Apache Hive : AdminManual Metastore 3.0 Administration

Metastore 3.0 Administration

Version Note

This document applies only to the Metastore in Hive 3.0 and later releases.  For Hive 0, 1, and 2 releases please see the Metastore Administration document.

Introduction

The definition of Hive objects such as databases, tables, and functions are stored in the Metastore.  Depending on how the system is configured, statistics and authorization records may also be stored there.  Hive, and other execution engines, use this data at runtime to determine how to parse, authorize, and efficiently execute user queries.  

The Metastore persists the object definitions to a relational database (RDBMS) via DataNucleus, a Java JDO based Object Relational Mapping (ORM) layer. See Supported RDBMSs below for a list of supported RDBMSs that can be used.

The Metastore can be configured to embed the Apache Derby RDBMS or connect to a external RDBMS.  The Metastore itself can be embedded entirely in a user process or run as a service for other processes to connect to.  Each of these options will be discussed in turn below.

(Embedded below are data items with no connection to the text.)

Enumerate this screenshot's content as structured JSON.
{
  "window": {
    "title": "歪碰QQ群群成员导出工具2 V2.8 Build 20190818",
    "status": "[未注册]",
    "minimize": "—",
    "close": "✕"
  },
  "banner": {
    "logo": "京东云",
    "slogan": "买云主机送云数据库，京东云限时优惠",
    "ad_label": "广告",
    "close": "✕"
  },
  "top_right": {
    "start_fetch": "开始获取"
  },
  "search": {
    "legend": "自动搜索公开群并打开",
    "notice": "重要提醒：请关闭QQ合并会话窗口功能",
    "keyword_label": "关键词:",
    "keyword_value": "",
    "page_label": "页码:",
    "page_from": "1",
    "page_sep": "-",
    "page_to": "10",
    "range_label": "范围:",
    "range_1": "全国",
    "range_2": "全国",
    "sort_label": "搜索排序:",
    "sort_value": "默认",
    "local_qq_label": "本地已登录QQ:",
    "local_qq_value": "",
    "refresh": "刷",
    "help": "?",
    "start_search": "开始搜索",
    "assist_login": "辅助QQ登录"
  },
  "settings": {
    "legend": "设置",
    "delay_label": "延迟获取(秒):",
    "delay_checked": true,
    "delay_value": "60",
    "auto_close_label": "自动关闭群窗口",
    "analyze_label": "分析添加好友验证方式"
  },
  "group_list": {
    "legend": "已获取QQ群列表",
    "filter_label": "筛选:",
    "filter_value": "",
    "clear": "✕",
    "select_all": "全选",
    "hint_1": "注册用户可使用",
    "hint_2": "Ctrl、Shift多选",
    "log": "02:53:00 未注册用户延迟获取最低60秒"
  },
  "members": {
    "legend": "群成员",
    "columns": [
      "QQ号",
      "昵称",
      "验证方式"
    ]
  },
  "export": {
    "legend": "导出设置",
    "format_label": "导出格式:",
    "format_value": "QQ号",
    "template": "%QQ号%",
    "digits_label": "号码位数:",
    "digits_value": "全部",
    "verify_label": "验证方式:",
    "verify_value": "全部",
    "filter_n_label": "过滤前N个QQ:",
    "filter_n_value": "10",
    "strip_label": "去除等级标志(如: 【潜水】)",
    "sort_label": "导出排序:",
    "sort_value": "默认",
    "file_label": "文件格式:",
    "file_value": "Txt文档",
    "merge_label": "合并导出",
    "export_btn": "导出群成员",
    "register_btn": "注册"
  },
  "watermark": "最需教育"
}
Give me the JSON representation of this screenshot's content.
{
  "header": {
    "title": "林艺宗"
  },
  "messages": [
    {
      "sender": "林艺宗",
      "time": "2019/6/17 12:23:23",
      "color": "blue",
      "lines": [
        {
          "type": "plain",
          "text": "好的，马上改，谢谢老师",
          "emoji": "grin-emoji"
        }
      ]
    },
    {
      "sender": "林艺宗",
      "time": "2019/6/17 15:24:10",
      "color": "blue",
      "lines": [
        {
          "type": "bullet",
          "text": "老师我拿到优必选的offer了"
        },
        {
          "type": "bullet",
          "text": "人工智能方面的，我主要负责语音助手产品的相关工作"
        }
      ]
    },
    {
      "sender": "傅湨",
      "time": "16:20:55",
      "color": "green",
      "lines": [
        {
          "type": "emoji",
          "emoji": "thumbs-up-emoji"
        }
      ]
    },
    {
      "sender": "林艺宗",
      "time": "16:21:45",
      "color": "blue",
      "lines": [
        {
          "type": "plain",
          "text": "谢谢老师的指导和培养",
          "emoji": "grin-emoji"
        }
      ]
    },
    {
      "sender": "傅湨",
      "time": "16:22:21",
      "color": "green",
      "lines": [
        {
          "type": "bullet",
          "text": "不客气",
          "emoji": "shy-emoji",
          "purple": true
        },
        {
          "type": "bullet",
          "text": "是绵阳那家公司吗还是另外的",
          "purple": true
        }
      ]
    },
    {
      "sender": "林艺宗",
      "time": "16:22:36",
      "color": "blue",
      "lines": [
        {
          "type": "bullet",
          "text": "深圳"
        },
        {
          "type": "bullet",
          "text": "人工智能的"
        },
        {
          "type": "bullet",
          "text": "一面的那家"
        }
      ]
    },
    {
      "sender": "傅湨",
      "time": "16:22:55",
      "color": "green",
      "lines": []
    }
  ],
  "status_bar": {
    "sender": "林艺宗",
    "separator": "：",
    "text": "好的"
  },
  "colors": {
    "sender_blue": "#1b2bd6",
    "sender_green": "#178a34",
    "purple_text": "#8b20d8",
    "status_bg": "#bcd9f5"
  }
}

Changes From Hive 2 to Hive 3

Beginning in Hive 3.0, the Metastore can be run without the rest of Hive being installed.  It is provided as a separate release in order to allow non-Hive systems to easily integrate with it.  (It is, however, still included in the Hive release for convenience.)  Making the Metastore a standalone service involved changing a number of configuration parameter names and tool names.  All of the old configuration parameters and tools still work, in order to maximize backwards compatibility.  This document will cover both the old and new names.  As new functionality is added old, Hive style names will not be added.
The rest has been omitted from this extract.